Honglu Forecasts First-Half Profit Growth on Smart Manufacturing Gains
HEFEI, CHINA - July 14, 2026 - Honglu Steel Structure has issued a first-half 2026 earnings forecast, estimating net profit of RMB 432 million to RMB 490 million for the period from January 1 to June 30, representing year-over-year growth of 50% to 70%.
The company said the expected increase reflects the continuing effect of its intelligent manufacturing transformation. During the reporting period, Honglu reported steadier gains in product quality, capacity utilization, cost control, and production-sales momentum.

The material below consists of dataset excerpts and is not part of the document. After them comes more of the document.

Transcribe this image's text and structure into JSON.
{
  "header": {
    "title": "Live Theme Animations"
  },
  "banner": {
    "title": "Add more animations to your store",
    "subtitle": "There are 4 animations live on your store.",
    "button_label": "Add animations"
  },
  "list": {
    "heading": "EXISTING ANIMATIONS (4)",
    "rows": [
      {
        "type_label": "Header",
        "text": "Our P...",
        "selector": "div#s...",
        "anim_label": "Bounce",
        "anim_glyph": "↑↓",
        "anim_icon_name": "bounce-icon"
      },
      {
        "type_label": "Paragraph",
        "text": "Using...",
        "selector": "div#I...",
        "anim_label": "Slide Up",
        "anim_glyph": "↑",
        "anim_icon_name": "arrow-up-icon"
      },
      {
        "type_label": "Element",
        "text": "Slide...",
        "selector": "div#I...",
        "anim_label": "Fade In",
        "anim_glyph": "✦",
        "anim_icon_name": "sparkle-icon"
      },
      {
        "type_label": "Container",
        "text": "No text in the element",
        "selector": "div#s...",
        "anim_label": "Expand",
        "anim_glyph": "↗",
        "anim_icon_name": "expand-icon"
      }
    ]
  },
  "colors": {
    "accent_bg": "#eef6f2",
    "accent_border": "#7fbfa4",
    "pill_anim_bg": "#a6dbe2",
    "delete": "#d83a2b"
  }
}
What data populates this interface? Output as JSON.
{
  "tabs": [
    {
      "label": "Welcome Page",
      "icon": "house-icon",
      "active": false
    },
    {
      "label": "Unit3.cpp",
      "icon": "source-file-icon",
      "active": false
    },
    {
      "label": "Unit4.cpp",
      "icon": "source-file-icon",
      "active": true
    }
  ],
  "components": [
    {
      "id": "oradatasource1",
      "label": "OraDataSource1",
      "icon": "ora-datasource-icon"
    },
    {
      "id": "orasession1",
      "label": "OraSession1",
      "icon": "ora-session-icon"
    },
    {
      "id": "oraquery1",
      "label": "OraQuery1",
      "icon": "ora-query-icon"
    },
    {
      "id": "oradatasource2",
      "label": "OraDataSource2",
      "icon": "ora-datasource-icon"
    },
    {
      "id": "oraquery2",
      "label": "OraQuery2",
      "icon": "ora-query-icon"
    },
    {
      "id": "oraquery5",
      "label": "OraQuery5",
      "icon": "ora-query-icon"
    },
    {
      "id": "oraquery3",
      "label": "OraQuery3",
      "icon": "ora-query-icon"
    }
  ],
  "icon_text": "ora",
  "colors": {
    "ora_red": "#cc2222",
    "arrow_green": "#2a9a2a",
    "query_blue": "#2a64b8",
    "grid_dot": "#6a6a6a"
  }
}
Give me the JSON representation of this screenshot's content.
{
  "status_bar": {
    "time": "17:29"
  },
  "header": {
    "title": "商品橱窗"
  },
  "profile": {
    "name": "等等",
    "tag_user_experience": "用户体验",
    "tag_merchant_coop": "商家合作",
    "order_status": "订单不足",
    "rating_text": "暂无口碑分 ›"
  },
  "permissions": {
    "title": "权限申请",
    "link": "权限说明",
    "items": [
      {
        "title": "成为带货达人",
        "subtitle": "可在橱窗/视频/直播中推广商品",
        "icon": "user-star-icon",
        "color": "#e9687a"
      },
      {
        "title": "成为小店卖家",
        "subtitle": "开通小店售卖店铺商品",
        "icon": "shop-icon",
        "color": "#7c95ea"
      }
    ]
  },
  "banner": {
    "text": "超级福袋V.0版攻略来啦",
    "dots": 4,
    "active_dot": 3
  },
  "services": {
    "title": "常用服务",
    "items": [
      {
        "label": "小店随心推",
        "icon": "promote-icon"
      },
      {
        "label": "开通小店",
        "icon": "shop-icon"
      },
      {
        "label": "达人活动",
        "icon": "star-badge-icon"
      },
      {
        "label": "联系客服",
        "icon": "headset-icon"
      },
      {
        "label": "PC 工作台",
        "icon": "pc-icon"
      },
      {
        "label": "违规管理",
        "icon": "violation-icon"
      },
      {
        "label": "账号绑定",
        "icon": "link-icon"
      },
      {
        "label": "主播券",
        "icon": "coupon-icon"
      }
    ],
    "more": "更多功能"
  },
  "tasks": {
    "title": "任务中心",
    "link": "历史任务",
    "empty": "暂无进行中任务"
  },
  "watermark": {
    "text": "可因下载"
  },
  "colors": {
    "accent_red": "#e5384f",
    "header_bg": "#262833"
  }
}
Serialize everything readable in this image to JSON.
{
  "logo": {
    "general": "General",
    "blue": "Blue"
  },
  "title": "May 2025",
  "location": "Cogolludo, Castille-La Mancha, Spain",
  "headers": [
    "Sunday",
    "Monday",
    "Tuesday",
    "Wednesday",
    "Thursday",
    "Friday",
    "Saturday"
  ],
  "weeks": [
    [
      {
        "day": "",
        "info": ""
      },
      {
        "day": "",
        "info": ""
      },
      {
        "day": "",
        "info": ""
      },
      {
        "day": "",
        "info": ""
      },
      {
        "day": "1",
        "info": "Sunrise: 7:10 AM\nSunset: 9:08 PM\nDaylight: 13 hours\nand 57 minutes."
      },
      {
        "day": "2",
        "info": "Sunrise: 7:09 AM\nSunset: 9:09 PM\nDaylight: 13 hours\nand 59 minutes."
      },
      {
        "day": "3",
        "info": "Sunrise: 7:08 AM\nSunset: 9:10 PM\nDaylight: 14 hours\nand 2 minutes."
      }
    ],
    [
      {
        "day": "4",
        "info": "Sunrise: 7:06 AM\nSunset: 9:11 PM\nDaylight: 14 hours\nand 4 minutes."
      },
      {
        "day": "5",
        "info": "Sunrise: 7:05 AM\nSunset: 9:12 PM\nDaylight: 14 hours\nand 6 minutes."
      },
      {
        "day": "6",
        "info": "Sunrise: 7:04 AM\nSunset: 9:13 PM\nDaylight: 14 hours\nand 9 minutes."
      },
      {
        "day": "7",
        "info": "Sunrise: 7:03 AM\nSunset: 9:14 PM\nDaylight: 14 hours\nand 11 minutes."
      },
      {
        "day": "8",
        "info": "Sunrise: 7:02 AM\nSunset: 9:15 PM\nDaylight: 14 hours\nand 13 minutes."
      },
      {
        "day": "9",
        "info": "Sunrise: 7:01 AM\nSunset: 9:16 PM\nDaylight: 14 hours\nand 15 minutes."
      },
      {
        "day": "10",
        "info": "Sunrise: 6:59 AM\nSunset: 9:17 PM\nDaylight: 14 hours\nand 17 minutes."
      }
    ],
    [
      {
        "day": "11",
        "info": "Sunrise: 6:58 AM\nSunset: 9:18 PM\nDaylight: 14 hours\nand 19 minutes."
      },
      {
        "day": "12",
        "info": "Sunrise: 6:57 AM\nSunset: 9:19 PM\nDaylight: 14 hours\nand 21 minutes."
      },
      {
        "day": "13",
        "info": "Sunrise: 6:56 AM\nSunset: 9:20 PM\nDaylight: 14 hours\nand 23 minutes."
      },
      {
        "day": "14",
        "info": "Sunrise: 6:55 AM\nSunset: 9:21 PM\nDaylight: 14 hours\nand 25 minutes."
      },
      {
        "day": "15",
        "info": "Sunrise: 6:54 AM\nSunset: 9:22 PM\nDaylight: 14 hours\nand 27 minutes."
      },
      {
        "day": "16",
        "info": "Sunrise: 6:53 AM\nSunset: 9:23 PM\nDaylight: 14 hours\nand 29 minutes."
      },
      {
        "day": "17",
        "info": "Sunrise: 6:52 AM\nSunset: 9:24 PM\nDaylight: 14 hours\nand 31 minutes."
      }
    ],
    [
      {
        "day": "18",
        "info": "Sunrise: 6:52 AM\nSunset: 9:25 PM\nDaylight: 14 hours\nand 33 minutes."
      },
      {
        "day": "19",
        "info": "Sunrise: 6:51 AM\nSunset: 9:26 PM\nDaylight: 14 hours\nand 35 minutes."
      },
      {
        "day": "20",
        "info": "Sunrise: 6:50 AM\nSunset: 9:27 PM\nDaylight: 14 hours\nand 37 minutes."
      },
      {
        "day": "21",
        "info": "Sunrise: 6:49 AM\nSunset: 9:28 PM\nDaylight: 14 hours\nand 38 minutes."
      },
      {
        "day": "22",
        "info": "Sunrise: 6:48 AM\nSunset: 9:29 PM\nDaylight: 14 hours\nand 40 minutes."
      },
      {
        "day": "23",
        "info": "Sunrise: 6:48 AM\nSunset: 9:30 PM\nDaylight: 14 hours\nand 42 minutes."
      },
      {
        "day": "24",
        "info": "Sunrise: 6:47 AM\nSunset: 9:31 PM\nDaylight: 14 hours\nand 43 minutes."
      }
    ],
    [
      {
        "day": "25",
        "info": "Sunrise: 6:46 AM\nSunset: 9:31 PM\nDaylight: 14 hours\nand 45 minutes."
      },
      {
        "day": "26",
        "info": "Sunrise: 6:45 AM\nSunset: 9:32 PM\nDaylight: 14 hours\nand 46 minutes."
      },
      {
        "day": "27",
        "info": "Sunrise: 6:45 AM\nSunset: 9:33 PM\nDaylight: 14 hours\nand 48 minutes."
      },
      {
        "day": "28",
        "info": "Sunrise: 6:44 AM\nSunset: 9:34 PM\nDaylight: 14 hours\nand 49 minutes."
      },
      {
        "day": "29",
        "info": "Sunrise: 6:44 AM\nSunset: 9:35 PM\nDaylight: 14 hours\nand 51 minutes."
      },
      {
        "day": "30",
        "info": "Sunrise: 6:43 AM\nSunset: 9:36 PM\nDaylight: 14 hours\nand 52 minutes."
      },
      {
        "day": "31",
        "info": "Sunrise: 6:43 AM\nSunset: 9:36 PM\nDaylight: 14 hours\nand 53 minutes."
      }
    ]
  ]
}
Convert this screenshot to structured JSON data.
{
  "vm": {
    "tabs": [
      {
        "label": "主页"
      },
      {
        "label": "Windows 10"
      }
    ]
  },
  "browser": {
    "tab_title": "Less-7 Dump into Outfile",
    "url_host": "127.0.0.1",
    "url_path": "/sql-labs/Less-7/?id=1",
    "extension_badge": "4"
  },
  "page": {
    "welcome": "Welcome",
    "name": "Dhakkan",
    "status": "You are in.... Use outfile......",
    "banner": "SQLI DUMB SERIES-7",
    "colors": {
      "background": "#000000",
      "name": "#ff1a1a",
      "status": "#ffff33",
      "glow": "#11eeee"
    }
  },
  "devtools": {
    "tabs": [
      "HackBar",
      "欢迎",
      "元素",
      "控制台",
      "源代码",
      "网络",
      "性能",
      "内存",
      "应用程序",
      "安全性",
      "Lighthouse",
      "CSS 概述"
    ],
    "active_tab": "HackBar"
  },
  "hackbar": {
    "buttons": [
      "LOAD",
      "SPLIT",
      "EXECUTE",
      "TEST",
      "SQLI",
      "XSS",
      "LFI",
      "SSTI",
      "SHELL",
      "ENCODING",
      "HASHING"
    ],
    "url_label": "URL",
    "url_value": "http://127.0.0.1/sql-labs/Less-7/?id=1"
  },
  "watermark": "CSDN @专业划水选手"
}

Profit Forecast Highlights
Honglu’s announcement classified the outlook as a positive net-profit forecast with year-over-year growth. The projected range points to a stronger first-half profit profile than the same period in 2025, with the upper end of the forecast approaching half a billion renminbi.
The company emphasized that the forecast is based on preliminary calculations by its finance department. Final figures will be disclosed in Honglu’s full 2026 interim report.
Smart Manufacturing Drives the Improvement
- Estimated Net Profit: Honglu expects first-half 2026 net profit of RMB 432 million to RMB 490 million.
- Year-Over-Year Growth: The forecast implies growth of 50% to 70% compared with the first half of 2025.
- Operational Drivers: The company cited intelligent transformation, stable improvements in product quality, stronger capacity utilization, and optimized production costs.
- Audit Status: The earnings-forecast figures have not yet been audited, though the company said it had held preliminary communication with its accounting firm and found no major disagreement.
Investors Should Watch the Interim Report
The earnings forecast adds another operating signal after Honglu’s recent disclosures on first-half contract value, output, and major project awards. For customers and investors following the steel-structure sector, the key question is whether smart manufacturing can keep improving delivery efficiency, quality consistency, and margin resilience at scale.
Honglu said the final financial data will be provided in its 2026 semiannual report. Until then, the forecast should be read as preliminary guidance, with investors advised to monitor formal disclosures and assess both profitability and cash-flow quality.